In addition to fishing regulations, nonparametric statistics and differential calculus can demystify ‘fake science’ and current affairs experts | Opinion
I keep reading that my former employer / retiree is repackaging our state’s unscientific fishing regulations as reported in the Sunday, August 29 edition of the Herald Review (“Sun at the Heart of Proposed Special Fishing Regulations”). Previously, I told this readership that during my Fisheries Management 101 course at the University of Minnesota, I learned from Professor Thomas F. Waters that because the total annual mortality is at minus 50%, nature does not allow the storage of productivity, including fish, wildlife or trees. In addition to the fun courses, like Fish Management 101, I also had to take less fun courses like Biometrics 101 and Calculus 101. At the time, I did not fully understand why these two subjects were necessary for my future profession; but now I do – mostly reading the opinion page and âScience Voiceâ in the Herald Review. Although I am not an expert, I have occasionally used biometrics over a 37 year period at DNR Grand Rapids. At U of M, we, the students, learned both parametric (the normal statistics of the bell curve) and nonparametric (chi-squared) statistics; and of course our calculations and results had to be less than a 6% level of precision and / or accuracy; or we should regard our hypotheses as scientifically unverifiable. Also, we could choose from elective courses, and what some would call easier soft science courses, such as Philosophy 101 and Political Science 101. But as a serious scientist, I had to be successful and fully understand both parametric . and non-parametric statistics. Simply put, parametric statistics measure the mean, median, or mode of the sampled population; while nonparametric statistics measure the geographic area (or people / group of animals) from which samples were collected. Unless samples were taken equally from all lakes, regions of the state, our sampling was biased; and therefore, must be rejected and redone. I also had to follow the differential and integral calculus (invented by Sir Isaac Newton in 1687).

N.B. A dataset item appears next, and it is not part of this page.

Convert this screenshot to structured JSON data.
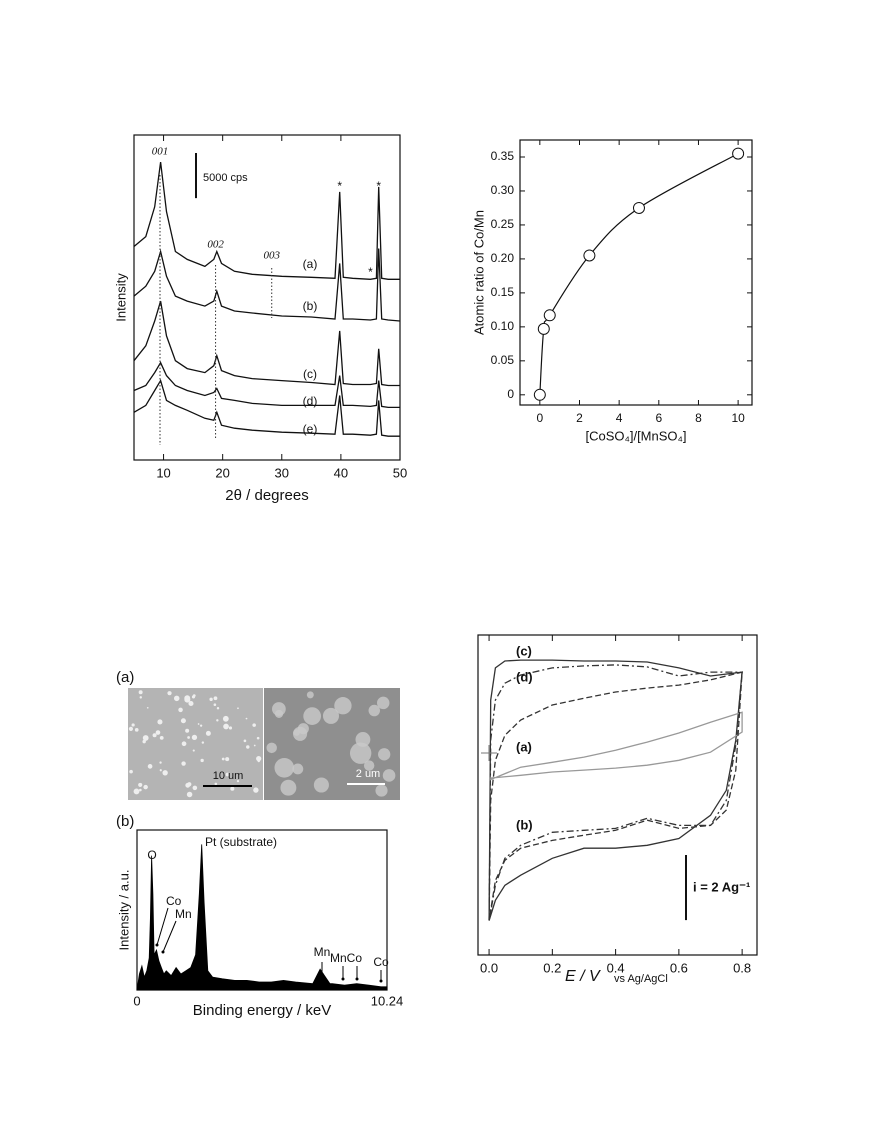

Differential calculus measures the instantaneous rate of change while integral calculus measures the cumulative effects of that change over time. In the case of MNR’s unscientific pumpkinseed regulations, the differential calculus can be used to document the instantaneous pumpkinseed growth rate actually protected by ill-conceived MNR regulations. Conversely, the integral calculation can prove (or disprove) whether the fishing regulations resulted in more big fish in any of the 50 lakes proposed by (“some”) fishermen. Let me reiterate clearly. I am convinced that the proposed fishing regulation will neither bring any improvement as the agency claims nor meet the expectations of (âallâ) fishermen.
But I believe there is a larger and more important perspective that needs to be considered. For example, âfake newsâ experts and even some health professionals should give readers more precision in their public announcements; and maybe they – like my former employer – should use computation and biometrics when citing “fake news” and / or cases of COVID 19 in the United States, our state, or county d ‘Itasca. Otherwise, it will cause confusion and mistrust on the part of us readers.